Revised DHS alert stackWorst of all, the DHS's current slate has no real normative component -- nothing that tells us precisely what to do or how we should feel when the alert comes in. In an effort to address that shortfall, I offer the slightly revised version to the left of this paragraph for discussion and possible adoption. I point out a number of advantages to this approach. Note first that the brief labels on each of the color bars enable the user to calibrate their emotional reaction to the DHS threat announcement in terms pretty much anyone can understand. And the legends to the right of the color bars provide practical advice on how to respond constructively, as good citizens, to the announcement.

Anyway, just a thought.

Thursday, August 19, 2004

Lunch Hour Metablog

Some interesting recent posts on some of the Pinko Leftist Bleeding Heart (PLBH) Weblogs I follow.

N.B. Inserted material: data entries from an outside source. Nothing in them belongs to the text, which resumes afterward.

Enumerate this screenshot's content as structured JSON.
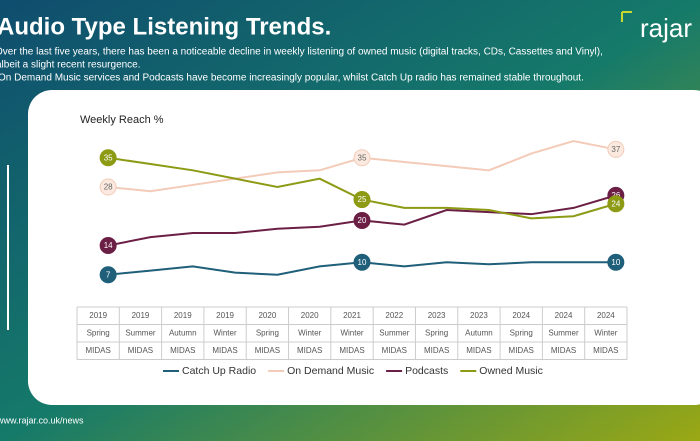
{
  "title": "Audio Type Listening Trends.",
  "subtitle": [
    "Over the last five years, there has been a noticeable decline in weekly listening of owned music (digital tracks, CDs, Cassettes and Vinyl),",
    "albeit a slight recent resurgence.",
    "On Demand Music services and Podcasts have become increasingly popular, whilst Catch Up radio has remained stable throughout."
  ],
  "logo": "rajar",
  "footer": "www.rajar.co.uk/news",
  "chart_data": {
    "type": "line",
    "title": "Weekly Reach %",
    "categories": [
      [
        "2019",
        "Spring",
        "MIDAS"
      ],
      [
        "2019",
        "Summer",
        "MIDAS"
      ],
      [
        "2019",
        "Autumn",
        "MIDAS"
      ],
      [
        "2019",
        "Winter",
        "MIDAS"
      ],
      [
        "2020",
        "Spring",
        "MIDAS"
      ],
      [
        "2020",
        "Winter",
        "MIDAS"
      ],
      [
        "2021",
        "Winter",
        "MIDAS"
      ],
      [
        "2022",
        "Summer",
        "MIDAS"
      ],
      [
        "2023",
        "Spring",
        "MIDAS"
      ],
      [
        "2023",
        "Autumn",
        "MIDAS"
      ],
      [
        "2024",
        "Spring",
        "MIDAS"
      ],
      [
        "2024",
        "Summer",
        "MIDAS"
      ],
      [
        "2024",
        "Winter",
        "MIDAS"
      ]
    ],
    "ylim": [
      0,
      45
    ],
    "series": [
      {
        "name": "Catch Up Radio",
        "color": "#1f5f7a",
        "values": [
          7,
          8,
          9,
          7.5,
          7,
          9,
          10,
          9,
          10,
          9.5,
          10,
          10,
          10
        ]
      },
      {
        "name": "On Demand Music",
        "color": "#f3cbb8",
        "values": [
          28,
          27,
          28.5,
          30,
          31.5,
          32,
          35,
          34,
          33,
          32,
          36,
          39,
          37
        ]
      },
      {
        "name": "Podcasts",
        "color": "#6b1f45",
        "values": [
          14,
          16,
          17,
          17,
          18,
          18.5,
          20,
          19,
          22.5,
          22,
          21.5,
          23,
          26
        ]
      },
      {
        "name": "Owned Music",
        "color": "#8c9a14",
        "values": [
          35,
          33.5,
          32,
          30,
          28,
          30,
          25,
          23,
          23,
          22.5,
          20.5,
          21,
          24
        ]
      }
    ]
  }
}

Daily Kos offers a nice contrast between the Bush and Kerry approaches to campaigning.

On LiberalOasis, a report on a town-hall-style debate between Kerry and Bush aides in Ohio. Unfortunately, it looks like the Kerry people were needlessly outflanked by the Bushies on a couple of points.

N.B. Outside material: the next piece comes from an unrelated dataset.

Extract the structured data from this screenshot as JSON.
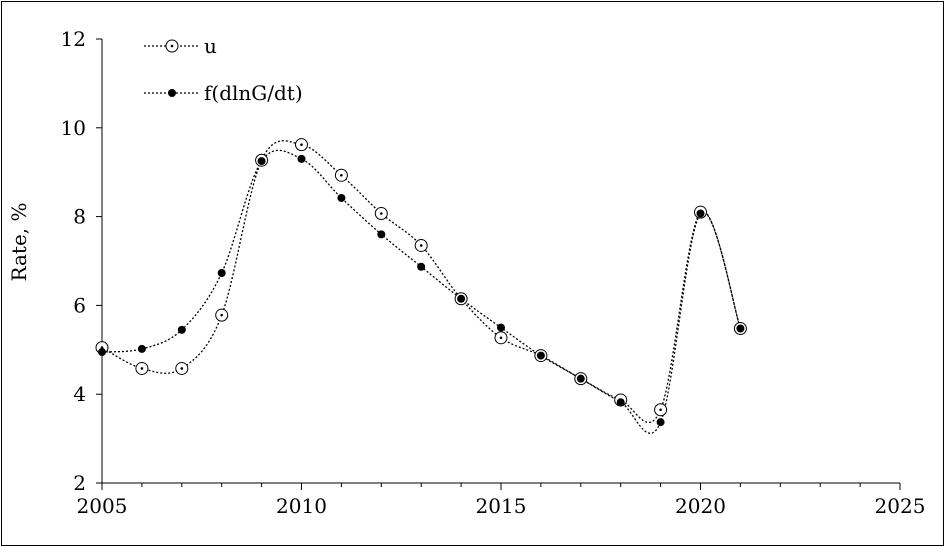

A nifty TPM post on the Swift Boat Liars, prefiguring this morning's Washington Post article. Other SBLies covered on Eschaton.

That's all for now.

Morning Rant: 2004 Summer Olympics

Is it just me, or has NBC's coverage of the 2004 Summer Games been the worst ever? Based solely on the prime-time broadcast network coverage (all I've been able to watch), someone unfamiliar with the Olympics might be forgiven, I think, for assuming that the games consist entirely of swimming, gymnastics, and beach volleyball. (The latter, however much fun it might be to play on the hot California shore, proves the most tedious spectator sport since curling -- though the spectators at the Olympic event evidently have other inducements, as an amusing Washington Post article documents.)

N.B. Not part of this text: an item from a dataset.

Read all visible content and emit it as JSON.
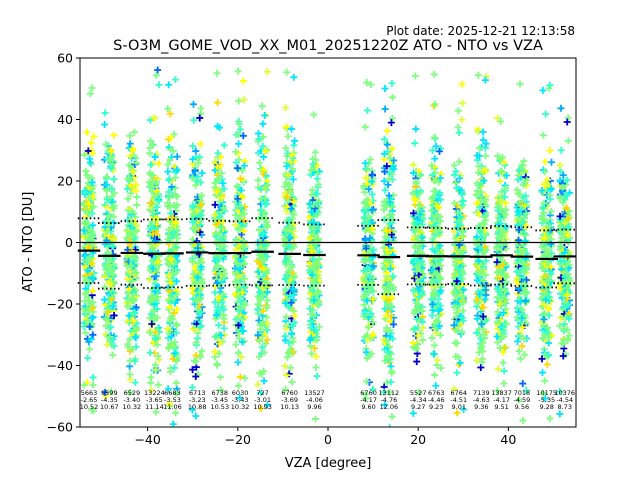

Full disclosure: I have long thought that the Olympics themselves are an enormous quadrennial sinkhole of money, time, and effort. The one thing that, in theory at least, gives them some value is their internationalist component: Bringing together atheletes from all classes and countries to compete in good-spirited etc., etc., bullshit, bullshit. The NBC coverage, however, has one basic theme -- The U.S. Takes On A Bunch Of Other Countries And Kicks Butt. You would have little idea, based on this coverage, that China, for example, is slightly ahead of the U.S. in gold medals (at least as of this writing). The coverage in the New York Times has been far better, at least giving some idea that other countries are also participating and winning.

The only reason I'm watching the games is the interest of my son and daughter. My son and I in particular would have liked to see some fencing -- but that, for the most part, was pushed out beyond the pale, into the wildnerness of cable, where we cannot, must not tread. We did see three minutes of sabre, however, when Mariel Zagunis took the gold medal. This was a bona fide story: First fencing gold medal for the U.S. in 100 years. It raised an excellent opportunity for NBC to broaden its viewers' horizons by exploring a sport they may not have been familiar with. But . . . what did NBC do with this Teachable Moment? They gave us a three-minute "highlights" reel, fully half of which consisted of slow-motion headshots of two of the U.S. contenders, celebrations of the victory, American flags, and the medals ceremony, with full rendition of the Star Spangled Banner. Almost no actual fencing. Hmm.

On the other hand . . . last night at the fencing club I occasionally attend (I go there mainly as comic relief for the people who really know what they're doing), the fencing coach who runs the thing thought the network had done "a really good job." And the other club members there were burbling about the performance of the U.S. atheletes -- not just in fencing but in other sports, like . . . well, beach volleyball. (And gymnastics, too, of course.) I was the lonely voice of internationalism -- or, rather, would have been, if I hadn't chickened out and said nothing at all.

So I guess my first working hypothesis is correct. It's just me.

Wednesday, August 18, 2004

The First Post

Just getting started here. I don't know what will become of this.